Eco-scheme qualification should be more reachable for many farmers, with three entirely new qualifying measures now proposed and amendments to some of the original five measures.

Farmers have to qualify for two of the measures to access their eco-scheme payment.

The Department of Agriculture envisages that it will be worth €74/ha, which equates to €2,590 every year on the average-sized farm (35ha).

The three new measures are:

  • 1. Soil sampling and, where appropriate, liming on all eligible hectares . This action can only be chosen once every three years in line with Teagasc guidance. Derogation farmers are not allowed to use this measure regarding the appropriate intervals between soil samples being taken.
  • 2. Enhanced crop diversification - tillage farmers with a crop diversification requirement can plant a break crop (beans, peas, oilseed rape or oats) as their second or third crop.

    Where a farmer has a two-crop requirement, the break crop must account for at least 25% of the arable area. Where the three-crop requirement applies, the break crop must be for at least 25% of the arable area.

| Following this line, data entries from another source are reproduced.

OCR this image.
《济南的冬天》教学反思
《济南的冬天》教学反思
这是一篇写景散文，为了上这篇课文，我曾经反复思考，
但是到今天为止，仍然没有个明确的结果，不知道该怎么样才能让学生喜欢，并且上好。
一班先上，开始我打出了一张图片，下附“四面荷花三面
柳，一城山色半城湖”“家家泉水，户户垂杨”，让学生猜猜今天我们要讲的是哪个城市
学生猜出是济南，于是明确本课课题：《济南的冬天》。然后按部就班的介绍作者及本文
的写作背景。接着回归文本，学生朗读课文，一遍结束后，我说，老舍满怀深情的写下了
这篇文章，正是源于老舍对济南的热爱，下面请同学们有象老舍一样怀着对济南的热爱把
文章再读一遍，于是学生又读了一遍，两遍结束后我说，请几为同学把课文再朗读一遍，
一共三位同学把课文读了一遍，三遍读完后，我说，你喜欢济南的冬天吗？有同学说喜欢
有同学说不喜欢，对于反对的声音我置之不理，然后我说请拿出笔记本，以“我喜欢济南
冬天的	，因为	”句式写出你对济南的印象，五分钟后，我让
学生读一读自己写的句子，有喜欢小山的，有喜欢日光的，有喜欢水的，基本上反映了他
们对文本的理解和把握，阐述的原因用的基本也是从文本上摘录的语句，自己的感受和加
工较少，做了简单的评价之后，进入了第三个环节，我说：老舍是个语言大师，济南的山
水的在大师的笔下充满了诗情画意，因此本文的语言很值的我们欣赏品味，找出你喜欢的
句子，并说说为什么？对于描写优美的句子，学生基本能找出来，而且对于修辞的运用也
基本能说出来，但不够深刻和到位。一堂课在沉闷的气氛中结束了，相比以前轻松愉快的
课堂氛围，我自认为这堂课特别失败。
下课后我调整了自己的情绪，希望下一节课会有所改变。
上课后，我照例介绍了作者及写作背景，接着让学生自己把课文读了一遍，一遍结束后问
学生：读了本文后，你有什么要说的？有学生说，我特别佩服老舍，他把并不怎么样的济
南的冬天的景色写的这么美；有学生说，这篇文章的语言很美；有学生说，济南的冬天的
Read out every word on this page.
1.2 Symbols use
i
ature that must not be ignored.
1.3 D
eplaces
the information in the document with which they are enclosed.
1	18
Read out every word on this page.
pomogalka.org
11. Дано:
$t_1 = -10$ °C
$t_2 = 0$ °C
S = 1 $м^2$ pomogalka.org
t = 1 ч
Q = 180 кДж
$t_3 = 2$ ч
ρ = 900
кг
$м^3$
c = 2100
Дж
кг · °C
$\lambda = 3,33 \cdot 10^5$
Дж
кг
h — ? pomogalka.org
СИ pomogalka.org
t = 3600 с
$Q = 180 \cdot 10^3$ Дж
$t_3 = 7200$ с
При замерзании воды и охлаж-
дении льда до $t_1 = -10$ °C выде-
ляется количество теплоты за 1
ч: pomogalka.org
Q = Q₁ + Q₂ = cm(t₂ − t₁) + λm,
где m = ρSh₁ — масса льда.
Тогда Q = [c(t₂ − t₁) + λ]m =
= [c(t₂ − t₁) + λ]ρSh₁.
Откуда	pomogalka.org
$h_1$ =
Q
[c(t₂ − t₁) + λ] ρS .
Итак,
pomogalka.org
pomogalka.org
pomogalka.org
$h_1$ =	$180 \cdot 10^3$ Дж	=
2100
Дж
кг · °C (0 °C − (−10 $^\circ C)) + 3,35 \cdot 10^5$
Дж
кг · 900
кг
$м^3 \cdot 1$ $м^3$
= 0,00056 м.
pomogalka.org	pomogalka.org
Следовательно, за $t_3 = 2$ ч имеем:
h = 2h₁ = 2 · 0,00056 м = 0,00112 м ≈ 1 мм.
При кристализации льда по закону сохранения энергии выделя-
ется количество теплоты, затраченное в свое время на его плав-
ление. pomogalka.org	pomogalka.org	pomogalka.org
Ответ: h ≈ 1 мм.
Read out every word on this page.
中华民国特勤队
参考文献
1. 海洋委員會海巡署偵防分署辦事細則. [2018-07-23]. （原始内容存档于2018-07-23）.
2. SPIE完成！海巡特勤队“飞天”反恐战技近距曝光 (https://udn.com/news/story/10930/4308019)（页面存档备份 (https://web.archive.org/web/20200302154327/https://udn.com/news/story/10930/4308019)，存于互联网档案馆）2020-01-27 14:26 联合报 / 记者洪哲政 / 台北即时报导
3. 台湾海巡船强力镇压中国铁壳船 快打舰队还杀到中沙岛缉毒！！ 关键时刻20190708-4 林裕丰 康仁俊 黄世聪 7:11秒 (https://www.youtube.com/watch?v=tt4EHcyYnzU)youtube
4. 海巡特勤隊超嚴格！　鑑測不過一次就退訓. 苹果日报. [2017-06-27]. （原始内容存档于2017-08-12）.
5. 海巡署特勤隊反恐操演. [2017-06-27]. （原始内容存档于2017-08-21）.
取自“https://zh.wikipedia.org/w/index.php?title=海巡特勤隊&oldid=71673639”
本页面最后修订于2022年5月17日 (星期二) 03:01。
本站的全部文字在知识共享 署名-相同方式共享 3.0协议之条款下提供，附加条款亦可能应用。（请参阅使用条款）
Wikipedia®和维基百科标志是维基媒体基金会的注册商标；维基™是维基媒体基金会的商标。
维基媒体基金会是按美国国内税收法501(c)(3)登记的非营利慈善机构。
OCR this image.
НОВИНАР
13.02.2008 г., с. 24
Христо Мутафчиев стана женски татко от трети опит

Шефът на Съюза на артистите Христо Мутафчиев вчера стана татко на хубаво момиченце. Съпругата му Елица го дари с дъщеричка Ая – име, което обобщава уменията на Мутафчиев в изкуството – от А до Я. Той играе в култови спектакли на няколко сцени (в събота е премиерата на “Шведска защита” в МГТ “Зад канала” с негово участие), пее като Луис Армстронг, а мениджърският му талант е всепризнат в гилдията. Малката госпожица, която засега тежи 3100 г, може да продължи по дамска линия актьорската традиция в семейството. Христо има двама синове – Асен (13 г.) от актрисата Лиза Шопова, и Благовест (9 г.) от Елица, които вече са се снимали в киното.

  • 3. Sowing of a multi species sward (MSS) - sowing an MSS on at least 6% of eligible hectares in the year being applied on.
  • Amendments

    There are also significant amendments to the original five criteria. The "space for nature" requirement to have 7% of the farm devoted to biodiversity has been expanded.

    Farmers with over 10% of their farm fulfilling this environmental focus area requirement can apply for it to be considered as two actions and qualify or a full eco-scheme payment from this measure alone.

    The native species tree planting criteria has also been expanded. A farmer can now opt to plant one metre of hedgerow per hectare of eligible land rather than three trees per hectare.

    A double-up facility has been created for this measure too.

    Where a farmer selects to plant six native species trees per eligible hectare or two metres of hedgerow per eligible hectare, this will count as two practices and qualify a farmer for the full eco-scheme payment in the year of planting.

    The GPS-controlled fertiliser spreader measure is being expanded to allow GPS-controlled sprayers used to apply liquid fertiliser and/or plant protection products to qualify.

    Nitrogen rates

    Perhaps the biggest changes come in relation to the chemical nitrogen (N) measure. Where previously this was a very limiting 73kg/ha for all farmers, bands have been created, where the amount of N farmers can use is adjusted according to stocking rate.

    Intensive farmers in derogation, with 170kg to 210kg organic N/ha, will be allowed spread 240kg of chemical N/ha. This equates to about seven bags of CAN/acre.

    Higher-stocked derogation farmers with over 210kg organic N/ha will be set a target of 214kg chemical N/ha.

    The maximum for farmers outside derogation is 165kg chemical N/ha.

    The Department stressed that these figures are indicative only and are not yet finalised.

    Each farmer will be presented with their chemical N limit in the year of the eco-scheme application based on their stocking rate in the previous year.

    Irish Farmers' Association welcomes options

    An Irish Farmers' Association (IFA) spokesperson said it is important that the Department has come forward with more options for farmers to qualify for eco schemes.

    "Some of these measures will be of help to some farmers in accessing eco schemes. Further eco-scheme measures, particularly relating to animal welfare and anti-mircrobial resistance, need to be added to ensure all farmers have the capacity to qualify for full eco-scheme payments.

    "[The] IFA continues to call on the Minister [for Agriculture] to use the flexibility available to him to minimise the cut to the basic payment for eco schemes to well below 20%.

    "One quarter of direct payment funding going to eco schemes is excessive and cuts basic payments to the same farmers being hardest hit by CRISS and convergence measures."

    ICSA welcomes concessions

    Irish Cattle & Sheep Farmers' Association (ICSA) rural development chair Tim Farrell has welcomed concessions on the eco scheme following a lot of negotiations with the Department of Agriculture and the Minister.

    “We are relieved to see some additional options as well as improvements on the original five options proposed. This means that many farmers will find full payment under the eco scheme much more achievable now. It was clearly wrong that many farmers would have lost out as was likely under the original proposal.”

    However, Farrell added that there are ongoing discussions to deal with the issue of how forestry plantations will fit into this, as well as discussions around natura land and land which has had areas of scrub red-lined.

    “[The] ICSA has been very adamant that farmers with land parcels with pieces red-lined and deemed ineligible must be treated fairly.

    “The Department is working with the [European] Commission to ensure that, from 2023, all parcels with up to 30% scrub or trees are deemed eligible for the full BISS payment, the eco-scheme payment and that any land red-lined can contribute to the eco-scheme non-productive area (also known as space for nature).

    "For too many years, farmers with this kind of less productive or marginal land have been vilified and it is time to rectify this,” he said.